Laporan Reuters yang menunjukkan berakhirnya pembatasan sosial di Israel berperan penting dalam penyebaran kasus.

Israel telah mengizinkan penggunaan dua jenis vaksin COVID-19: Pfizer/BioNTech dan Moderna, yang keduanya merupakan vaksin mRNA. Dilaporkan kedua vaksin tersebut mempunyai efektivitas 95 persen.

 

Apakah semua kasus terobosan?

Tidak ada vaksin sempurna, yang menawarkan perlindungan 100 persen setiap saat. Jumlah antibodi yang dihasilkan seseorang juga berbeda-beda. Ilmuwan berharap dapat melihat beberapa jumlah kasus breakthrough infections yakni infeksi pada seseorang sudah divaksin dua kali namun masih bergejala. 

Juga perlu ditekankan ada perdebatan tentang arti "divaksinasi sepenuhnya.” 

Beberapa pendapat menyebutkan, setelah divaksinasi dua dosis dengan vaksin yang sama, apakah itu  Pfizer/BioNTech atau AstraZeneca berarti sudah "sepenuhnya divaksinasi". Negara seperti Inggris bersikeras bahwa vaksin tersebut harus dari dua produsen yang sama agar berstatus "divaksinasi komplit. 

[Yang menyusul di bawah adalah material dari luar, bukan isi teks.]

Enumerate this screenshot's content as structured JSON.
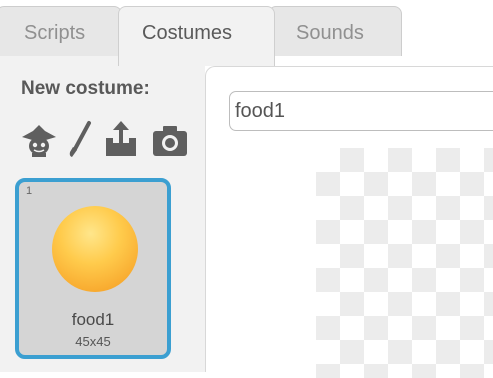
{
  "tabs": {
    "scripts": "Scripts",
    "costumes": "Costumes",
    "sounds": "Sounds"
  },
  "sidebar": {
    "new_costume_label": "New costume:",
    "icons": [
      "paint-new-costume-icon",
      "brush-icon",
      "upload-icon",
      "camera-icon"
    ],
    "costumes": [
      {
        "number": "1",
        "name": "food1",
        "size": "45x45"
      }
    ]
  },
  "editor": {
    "costume_name_value": "food1"
  },
  "colors": {
    "selected_border": "#3b9fd1",
    "icon_gray": "#5f5f5f",
    "ball_orange": "#f8aa2f"
  }
}
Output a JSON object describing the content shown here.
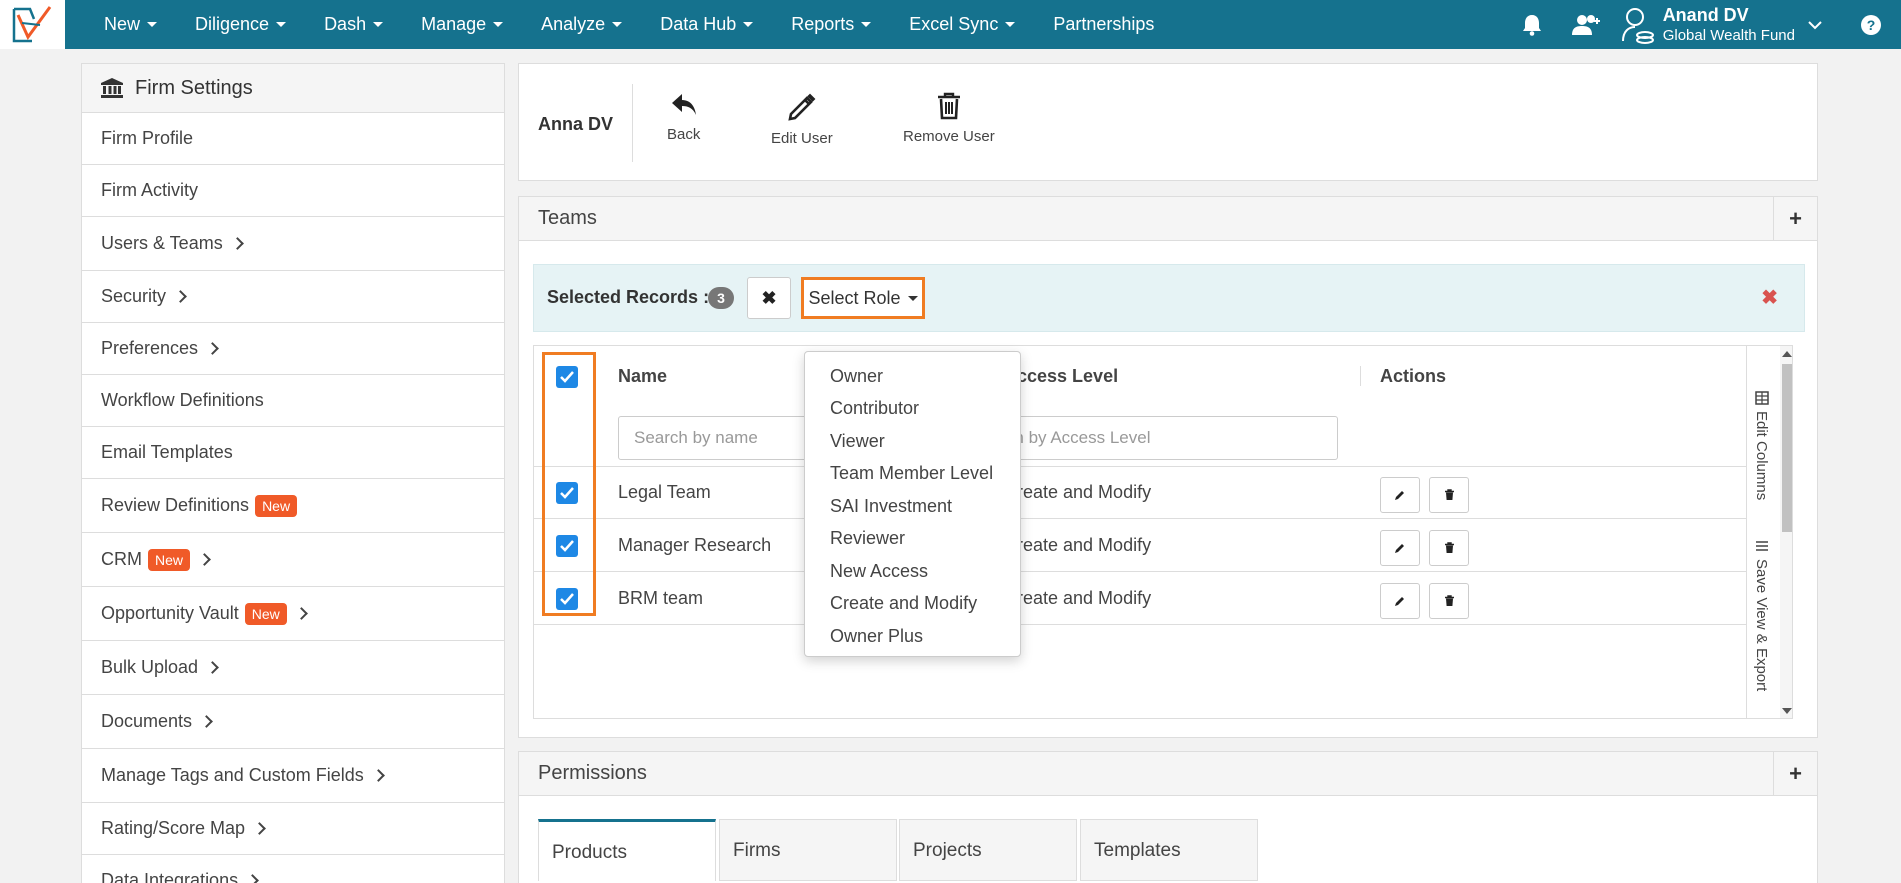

Sementara negara lainnya, seperti Jerman dan sejumlah negara Eropa, sudah melaksanakan vaksinasi gabungan. Misalnya vaksinasi pertama menggunakan AstraZeneca, saat dosis kedua mendapatkan vaksin Pfizer/BioNTech.

 Ada banyak pendapat mengenai kombinasi vaksin, khususnya kombinasi dengan vaksin Pfizer/BioNTech, yang dianggap lebih ampuh menangkal varian delta. Juga ada vaksin Johnson and Johnson yang hanya membutuhkan satu dosis vaksina untuk mendapat perlindungan yang cukup.

Namun juga ada negara seperti Israel yang menganjurkan warganya untuk divaksinasi dosis ketiga yang lazim disebut vaksin booster.

 

Pro dan kontra vaksin dosis ketiga

Beberapa ahli mengutarakan isu etika dan ilmiah terkait vaksinasi dosis ketiga. Misalnya saja masih banyak negara yang bahkan tidak mampu mendapat persediaan vaksin untuk dosis pertama. Lalu, keilmuan belum menjelaskannya, karena apa yang diketahui sejauh ini, seseorang belum tentu lebih terlindungi ketika sudah mendapat vaksinasi ketiga. 

Hal ini mungkin bisa berubah seiring waktu. Dalam satu atau dua tahun ke depan, para ilmuwan bisa saja mengatakan bahwa manusia butuh vaksinasi keempat. Atau mungkin munculnya varian baru yang berarti manusia tidak akan pernah terlindungi secara sempurna dan kita harus terus hidup berdampingan dengan COVID-19. 

Dalam seluruh kasus yang ada, data menunjukkan,  jika ada kasus terobosan atau breakthrough infections di antara penduduk Israel yang telah divaksinasi dua kali, gejalanya tidak terlalu parah dibanding orang yang tidak divaksinasi sama sekali.

Sampel yang diambil 16 Agustus menunjukkan 154,7 pasien yang bergejala parah di Israel, tidak divaksinasi. Sebanyak 48,4 pasien yang bergejala parah, baru mendapat satu dosis vaksinasi. Sebanyak 19,8 pasien yang bergejala parah, dosis lengkap vaksinasi.

Apa solusinya?

Israel tidak tinggal diam menanggapi naiknya kasus infeksi. Akan ada vaksinasi dosis lanjutan. Kementerian Kesehatan Israel mengutip penelitian dari produsen vaksin dan Lembaga lain di seluruh dunia yang mengatakan, "vaksinasi dosis ketiga meningkatkan level antibodi dalam darah, meningkatkan kualitasnya (meningkatkan kemampuan vaksin menetralkan virus) dan bertahan cukup lama dalam tubuh.